Now I'm really not sure of what the problem might be so any help would be appreciated.


----------



## jubai (Jul 4, 2007)

are you the system administartor of that machine ?


----------



## D-Day (Aug 9, 2005)

Yes I am. And I should mention that I'm using a cmd file that has been copied to My Documents folder. I get the warning when I put a copy of the file anywhere, yet it seems to work perfectly fine when it's in the System32 folder.


----------



## carsey (Aug 19, 2006)

Go to *start* > *Run* type *cmd* and press *enter*. Do you still get the error codes?


----------



## D-Day (Aug 9, 2005)

No, I get the copyright info like I'm supposed to. 

I just realized something interesting, I found a copy of cmd.exe in one of my old folders from my XP days, and that one seems to work well anywhere. But if I copy the one from the System32 folder I get the warning.

The reason that I'd like to be able to copy the file to different folders is because at school we do a lot of stuff in cmd, but the folders with the stuff we work on are kinda deep. So I simply copy the file into the folder I'm working in so that it points there from the beginning


----------



## dai (Jul 2, 2004)

the actual admin account is well and truly hidden in vista
http://www.howtogeek.com/howto/windows-vista/use-command-prompt-here-in-windows-vista/


----------



## D-Day (Aug 9, 2005)

Thanks Dai, that works quite nicely. I actually did that hack on an XP machine I had a while back but I had forgotten all about it.

Do you have any idea to what could cause those warnings?


----------



## dai (Jul 2, 2004)

sorry not that knowledgable in that area,there is a fair bit on google on it but it's over my head


----------



## D-Day (Aug 9, 2005)

Yeah I checked out Google, and it's all kinda confusing. It seems to happen under many different circumstances. Oh well, Thanks for the help anyways.


----------



## nickster_uk (Feb 7, 2005)

It's possible a path variable issue but if that was the case, you would probably get a different error message??


----------



## timg11 (Dec 29, 2009)

I know this thread is rather stale, but it came up in Google when I was looking for a this problem with Windows 7. I was getting similar error messages when I used a CMD.EXE from a shortcut on my desktop. I did not get the errors when typing CMD.EXE into the Run command on the start menu.
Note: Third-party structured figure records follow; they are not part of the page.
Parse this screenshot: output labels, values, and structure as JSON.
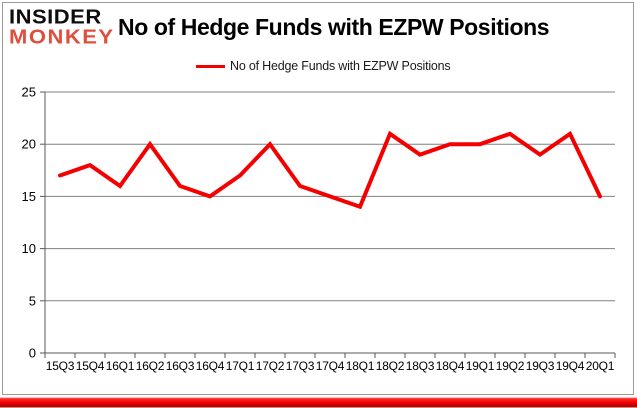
{
  "logo": {
    "line1": "INSIDER",
    "line2": "MONKEY"
  },
  "header": {
    "title": "No of Hedge Funds with EZPW Positions"
  },
  "legend": {
    "label": "No of Hedge Funds with EZPW Positions"
  },
  "colors": {
    "series": "#f40000",
    "gridline": "#808080",
    "axis": "#595959",
    "tick_text": "#000000",
    "logo_black": "#0d0d0d",
    "logo_red": "#df4f3d",
    "bottom_bar": "#f40000",
    "frame_border": "#999999",
    "background": "#ffffff"
  },
  "chart_data": {
    "type": "line",
    "title": "No of Hedge Funds with EZPW Positions",
    "categories": [
      "15Q3",
      "15Q4",
      "16Q1",
      "16Q2",
      "16Q3",
      "16Q4",
      "17Q1",
      "17Q2",
      "17Q3",
      "17Q4",
      "18Q1",
      "18Q2",
      "18Q3",
      "18Q4",
      "19Q1",
      "19Q2",
      "19Q3",
      "19Q4",
      "20Q1"
    ],
    "values": [
      17,
      18,
      16,
      20,
      16,
      15,
      17,
      20,
      16,
      15,
      14,
      21,
      19,
      20,
      20,
      21,
      19,
      21,
      15
    ],
    "series": [
      {
        "name": "No of Hedge Funds with EZPW Positions",
        "values": [
          17,
          18,
          16,
          20,
          16,
          15,
          17,
          20,
          16,
          15,
          14,
          21,
          19,
          20,
          20,
          21,
          19,
          21,
          15
        ]
      }
    ],
    "xlabel": "",
    "ylabel": "",
    "ylim": [
      0,
      25
    ],
    "yticks": [
      0,
      5,
      10,
      15,
      20,
      25
    ],
    "grid": true,
    "legend_position": "top"
  }
}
I had created my desktop CMD shortcut by copying the CMD.EXE shortcut from the start menu and dropping on the desktop with right-click Copy. With XP and prior Windows, this is what you would do, copy a shortcut, rather than making a shortcut to a shortcut. 

It turns out in Windows 7, copying the item from the start menu actually copies the EXE file, so I had a copy of CMD.EXE in C:\Users\MyUserName\Desktop. In addition, it appears that in Windows 7, CMD.EXE will not run correctly anywhere except from C:\Windows\System32.

I fixed the problem by right-click dragging the CMD.EXE item from the start menu and using the "Create Shortcut" option when dropping it.


----------



## jcgriff2 (Sep 30, 2007)

Or, easier acces to the copy in \system32 - 
START | type *cmd.exe* | RIGHT-click on cmd.exe | select "Run as Adminisrtrator"

You can RIGHT-click on cmd.exe (in \\system32) and PIN it to the start menu or PIN it yo the Taskbar - that's what I do.

Regards. . .

jcgriff2

.


----------